Pourtant, j'avais déjà vu Amadeus, il y a une bonne dizaine (vingtaine, plutôt) d'années. Et, dans des prédispositions similaires, j'avais été agréablement surpris et avais beaucoup aimé (reprochant à l'époque le manque d'explosions et de gunfights). Mais pas vraiment envie de le revoir pour autant.

Mais au gré d'une utilisation hasardeuse de mon Plex mobile (qui l'a synchronisé par défaut, car dans les premiers de l'ordre alphabétique), je me suis trouvé avec peu de choix hormis celui-ci et me suis lancé à corps perdu dans le film.

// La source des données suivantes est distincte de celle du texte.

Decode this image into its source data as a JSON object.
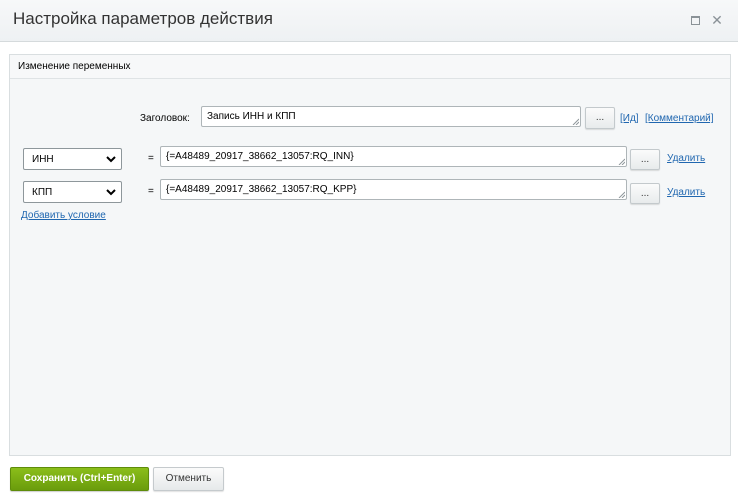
{
  "dialog": {
    "title": "Настройка параметров действия",
    "maximize_icon": "maximize-icon",
    "close_icon": "close-icon"
  },
  "section": {
    "title": "Изменение переменных"
  },
  "header_row": {
    "label": "Заголовок:",
    "value": "Запись ИНН и КПП",
    "dots_label": "...",
    "id_link": "[Ид]",
    "comment_link": "[Комментарий]"
  },
  "conditions": [
    {
      "variable": "ИНН",
      "operator": "=",
      "value": "{=A48489_20917_38662_13057:RQ_INN}",
      "dots_label": "...",
      "delete_label": "Удалить"
    },
    {
      "variable": "КПП",
      "operator": "=",
      "value": "{=A48489_20917_38662_13057:RQ_KPP}",
      "dots_label": "...",
      "delete_label": "Удалить"
    }
  ],
  "add_condition_label": "Добавить условие",
  "footer": {
    "save_label": "Сохранить (Ctrl+Enter)",
    "cancel_label": "Отменить"
  },
  "colors": {
    "save_button": "#7aad14",
    "link": "#2067b0",
    "panel_background": "#f5f7f8"
  }
}
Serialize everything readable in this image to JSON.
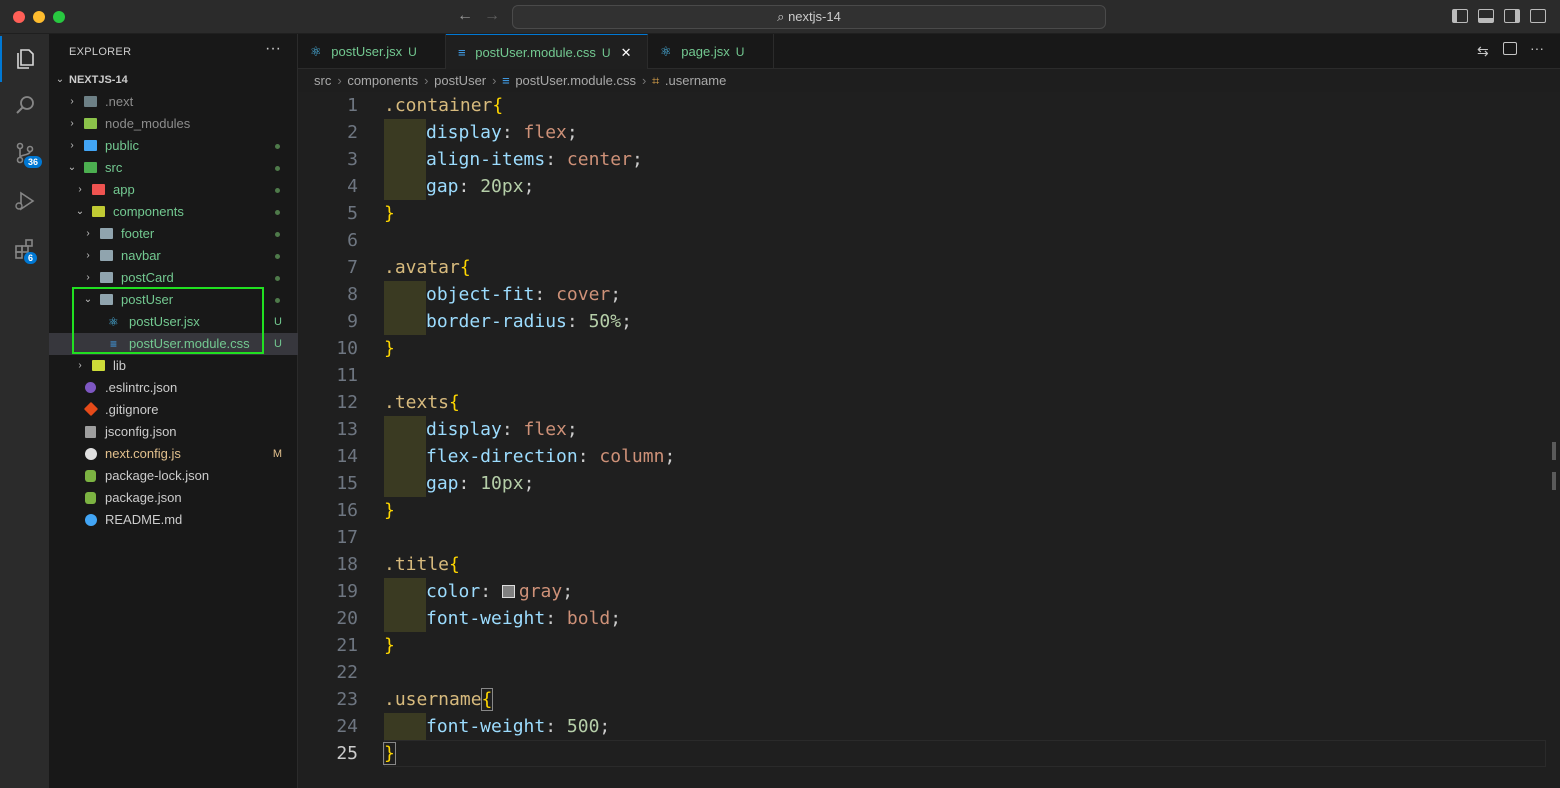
{
  "window": {
    "command_center": "nextjs-14"
  },
  "activity_bar": {
    "source_control_badge": "36",
    "extensions_badge": "6"
  },
  "sidebar": {
    "title": "EXPLORER",
    "more": "···",
    "root": "NEXTJS-14",
    "items": [
      {
        "label": ".next",
        "status": ""
      },
      {
        "label": "node_modules",
        "status": ""
      },
      {
        "label": "public",
        "status": "•"
      },
      {
        "label": "src",
        "status": "•"
      },
      {
        "label": "app",
        "status": "•"
      },
      {
        "label": "components",
        "status": "•"
      },
      {
        "label": "footer",
        "status": "•"
      },
      {
        "label": "navbar",
        "status": "•"
      },
      {
        "label": "postCard",
        "status": "•"
      },
      {
        "label": "postUser",
        "status": "•"
      },
      {
        "label": "postUser.jsx",
        "status": "U"
      },
      {
        "label": "postUser.module.css",
        "status": "U"
      },
      {
        "label": "lib",
        "status": ""
      },
      {
        "label": ".eslintrc.json",
        "status": ""
      },
      {
        "label": ".gitignore",
        "status": ""
      },
      {
        "label": "jsconfig.json",
        "status": ""
      },
      {
        "label": "next.config.js",
        "status": "M"
      },
      {
        "label": "package-lock.json",
        "status": ""
      },
      {
        "label": "package.json",
        "status": ""
      },
      {
        "label": "README.md",
        "status": ""
      }
    ]
  },
  "tabs": [
    {
      "label": "postUser.jsx",
      "status": "U"
    },
    {
      "label": "postUser.module.css",
      "status": "U",
      "close": "✕"
    },
    {
      "label": "page.jsx",
      "status": "U"
    }
  ],
  "breadcrumb": {
    "parts": [
      "src",
      "components",
      "postUser",
      "postUser.module.css",
      ".username"
    ]
  },
  "editor": {
    "line_numbers": [
      "1",
      "2",
      "3",
      "4",
      "5",
      "6",
      "7",
      "8",
      "9",
      "10",
      "11",
      "12",
      "13",
      "14",
      "15",
      "16",
      "17",
      "18",
      "19",
      "20",
      "21",
      "22",
      "23",
      "24",
      "25"
    ],
    "code": {
      "l1_sel": ".container",
      "l1_b": "{",
      "l2_p": "display",
      "l2_v": "flex",
      "l3_p": "align-items",
      "l3_v": "center",
      "l4_p": "gap",
      "l4_v": "20px",
      "l5_b": "}",
      "l7_sel": ".avatar",
      "l7_b": "{",
      "l8_p": "object-fit",
      "l8_v": "cover",
      "l9_p": "border-radius",
      "l9_v": "50%",
      "l10_b": "}",
      "l12_sel": ".texts",
      "l12_b": "{",
      "l13_p": "display",
      "l13_v": "flex",
      "l14_p": "flex-direction",
      "l14_v": "column",
      "l15_p": "gap",
      "l15_v": "10px",
      "l16_b": "}",
      "l18_sel": ".title",
      "l18_b": "{",
      "l19_p": "color",
      "l19_v": "gray",
      "l20_p": "font-weight",
      "l20_v": "bold",
      "l21_b": "}",
      "l23_sel": ".username",
      "l23_b": "{",
      "l24_p": "font-weight",
      "l24_v": "500",
      "l25_b": "}"
    }
  },
  "colors": {
    "accent": "#0078d4",
    "highlight_box": "#21e021",
    "untracked": "#73c991",
    "modified": "#e2c08d"
  }
}
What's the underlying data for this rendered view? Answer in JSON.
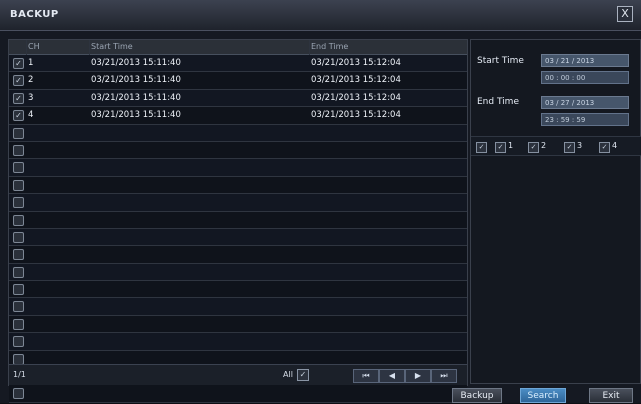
{
  "window": {
    "title": "BACKUP",
    "close": "X"
  },
  "table": {
    "headers": {
      "ch": "CH",
      "start": "Start Time",
      "end": "End Time"
    },
    "rows": [
      {
        "checked": true,
        "ch": "1",
        "start": "03/21/2013 15:11:40",
        "end": "03/21/2013 15:12:04"
      },
      {
        "checked": true,
        "ch": "2",
        "start": "03/21/2013 15:11:40",
        "end": "03/21/2013 15:12:04"
      },
      {
        "checked": true,
        "ch": "3",
        "start": "03/21/2013 15:11:40",
        "end": "03/21/2013 15:12:04"
      },
      {
        "checked": true,
        "ch": "4",
        "start": "03/21/2013 15:11:40",
        "end": "03/21/2013 15:12:04"
      },
      {
        "checked": false,
        "ch": "",
        "start": "",
        "end": ""
      },
      {
        "checked": false,
        "ch": "",
        "start": "",
        "end": ""
      },
      {
        "checked": false,
        "ch": "",
        "start": "",
        "end": ""
      },
      {
        "checked": false,
        "ch": "",
        "start": "",
        "end": ""
      },
      {
        "checked": false,
        "ch": "",
        "start": "",
        "end": ""
      },
      {
        "checked": false,
        "ch": "",
        "start": "",
        "end": ""
      },
      {
        "checked": false,
        "ch": "",
        "start": "",
        "end": ""
      },
      {
        "checked": false,
        "ch": "",
        "start": "",
        "end": ""
      },
      {
        "checked": false,
        "ch": "",
        "start": "",
        "end": ""
      },
      {
        "checked": false,
        "ch": "",
        "start": "",
        "end": ""
      },
      {
        "checked": false,
        "ch": "",
        "start": "",
        "end": ""
      },
      {
        "checked": false,
        "ch": "",
        "start": "",
        "end": ""
      },
      {
        "checked": false,
        "ch": "",
        "start": "",
        "end": ""
      },
      {
        "checked": false,
        "ch": "",
        "start": "",
        "end": ""
      },
      {
        "checked": false,
        "ch": "",
        "start": "",
        "end": ""
      },
      {
        "checked": false,
        "ch": "",
        "start": "",
        "end": ""
      }
    ],
    "footer": {
      "page_text": "1/1",
      "all_label": "All"
    },
    "nav": {
      "first": "⏮",
      "prev": "◀",
      "next": "▶",
      "last": "⏭"
    }
  },
  "filter": {
    "start_time_label": "Start Time",
    "start_date": "03 / 21 / 2013",
    "start_time": "00 : 00 : 00",
    "end_time_label": "End Time",
    "end_date": "03 / 27 / 2013",
    "end_time": "23 : 59 : 59",
    "channels": [
      {
        "label": "1",
        "checked": true
      },
      {
        "label": "2",
        "checked": true
      },
      {
        "label": "3",
        "checked": true
      },
      {
        "label": "4",
        "checked": true
      }
    ]
  },
  "buttons": {
    "backup": "Backup",
    "search": "Search",
    "exit": "Exit"
  }
}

Et, *spoiler*, j'ai adoré.

JE TE PITCHE, TU ME PITCHES PAR LA BARBICHETTE

Ce film parle de Mozart. Ahhh, bravo, *big révélation*. Mais attention, ce n'est pas ton *usual biopic* dont raffolent les Américains. Non. Déjà plusieurs choses peuvent te mettre la puce à l'oreille:
1/ Milos Forman. Mais si, tu sais, Vol au Dessus d'un Nid de Coucou (qui d'ailleurs, attend également une synchro hasardeuse de mon mediacenter).
2/ Milos Forman. Mais si, tu sais, Larry Flynt.
3/ Milos Forman. Mais si, tu sais, Man on the Moon.
…Arrêtons tout de suite l'hypocrisie. Le cinéphage que je suis connait Milos Forman, sait qu'il aime Milos Forman, mais n'est pas non plus überfamilier avec l'ensemble de son oeuvre (pourtant courte). La preuve? Je n'ai rempli que le 1/ de cette liste de tête. Le reste est *courtesy* IMdB (je les ai vus, hein, mais je les attribue pas à Forman spontanément).
Donc oui, ce n'est pas ton *usual biopic* car Milos Forman, ce réal-que-tu-aimes-même-si-tu-le-connais-pas-tant-que-cela.
De plus, car tu es renseigné et que tu maîtrises Wikipédia, tu sais que Amadeus est l'adaptation d'une pièce de théâtre sur la vie de Mozart écrite par Peter Shaffer (qui a aussi commis le scénar du film).
Basée sur une nouvelle très controversée de Pouchkine de 1830.
Réputée pour être HAUTEMENT romancée.
Donc tu ne prendras pas tout cela au pied de la lettre, pour parole d'Eve Angéli. Car si, comme moi, tu es d'une nullité crasse sur la musique classique, ce n'est pas là que tu vas pouvoir te faire ton vernis de culture pour briller dans les diners mondains ou auprès de tes beaux-parents.
Non, pour cela, va plutôt voir Mozart: l'Opera Rock (...c'est de l'humour, des fois que tu te méprennes sur mes propos).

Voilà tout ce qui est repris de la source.